Feature Encoding in Quantum Machine Learning: A Survey and Practical Guidelines
For practitioners in quantum machine learning, this work offers actionable guidelines for selecting encoding methods on noisy intermediate-scale quantum devices, addressing a critical bottleneck in the field.
This survey provides a systematic review of feature encoding methods in quantum machine learning, introducing a three-axis cost-expressivity-robustness taxonomy and a five-regime decision framework. The key finding is that for gate error rates above 10^-3, shallow angle-based encodings outperform amplitude encoding in practice, despite amplitude encoding's exponential qubit advantage.

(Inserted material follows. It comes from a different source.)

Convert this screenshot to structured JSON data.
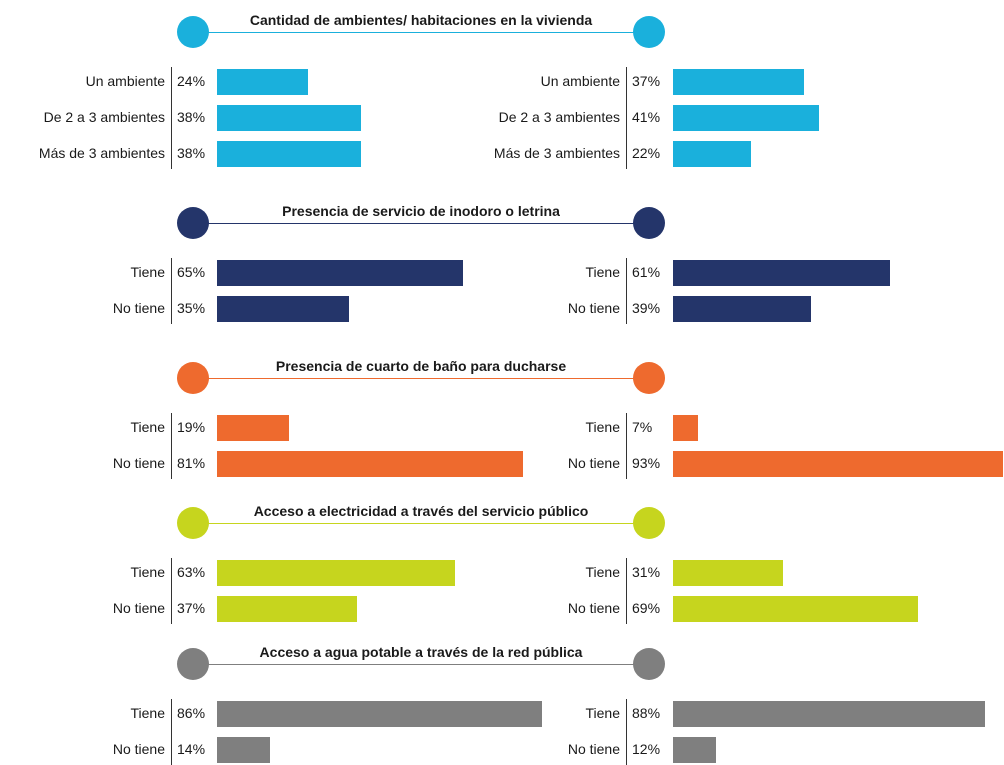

The encoding of classical data into quantum states constitutes the primary performance bottleneck in Quantum Machine Learning (qml) on Noisy Intermediate-Scale Quantum (nisq) devices. No existing framework jointly characterises resource cost, expressivity, and noise robustness, nor provides actionable selection guidelines for practitioners. This survey addresses that gap through a systematic review of 66 primary works (2017-2026) assembled via a PRISMA-adapted protocol across five academic databases. Four principal contributions are made. First, a three-axis cost-expressivity-robustness taxonomy classifies all major encoding families - basis, angle, dense-angle, amplitude, data re-uploading, and IQP - along independently measurable axes. Second, closed-form depth-fidelity bounds under nisq decoherence channels identify the critical gate-error rate p* ~ 10^-3 below which amplitude encoding is viable. Third, a unified treatment of Fourier expressivity, barren-plateau onset, and quantum kernel concentration as functions of the encoding circuit provides the first joint trainability analysis. Fourth, a five-regime decision framework maps (D, n, p, tau) - feature dimension, qubit budget, error rate, and task type - to a hardware-grounded encoding recommendation. The central finding is that for p >= 10^-3, shallow angle-based encodings consistently outperform amplitude encoding in practice, despite the latter's exponential qubit advantage.